Single Point of Failure
Close the primary silo.
Since the Primary silo contains the MembershipTableGrain, all information about the cluster dies with it. The remaining silos and clients will not recover automatically even if the Primary silo is brought up again. They in turn will have to be restarted. This is because, as we saw earlier, Secondary silos must start after the primary one. When the Primary silo is brought back, it effectively starts a fresh cluster and does not know about any other silos until they join.
Conclusion
We have seen how to get a very basic Orleans cluster working with multiple silos sharing the burden of holding the grains. However, this is hardly an ideal setup because (a) cluster membership information is held in memory and represents a single point of failure, and (b) the fact that I ran all silos on the same machine made them subject to the same physical resource constraints as if I were running a standalone silo.

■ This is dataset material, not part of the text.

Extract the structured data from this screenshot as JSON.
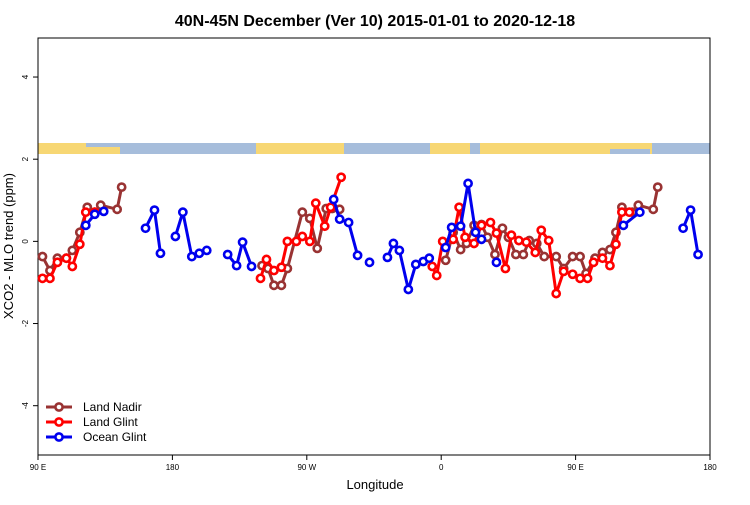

For better results, run different silos on different machines, and use a decent cluster membership provider. Orleans supports the following:
- MembershipTableGrain (not realiable, use for testing only)
- SQL Server
- Azure Table Storage
- Apache ZooKeeper
- Consul
- DynamoDB
Update 20th June 2017: I am told that Azure Service Fabric should also be supported. As for database implementations of cluster membership, these are not limited to just SQL Server. You may use any supported ADO .NET provider, which at the moment includes SQL Server, MySQL/MariaDB, or PostgreSQL. To clarify: while the PostgreSQL storage provider for grain persistence is not yet available, its use as a cluster membership provider is supported.
Great article. I am trying to do the same with Orleans 2.0. How do I do that ?
I haven’t gone that far with 2.0 yet. 🙂 You’d best ask on the Gitter chat for the time being. They’ll be more than happy to help you out!
OK will do. Thanks !!!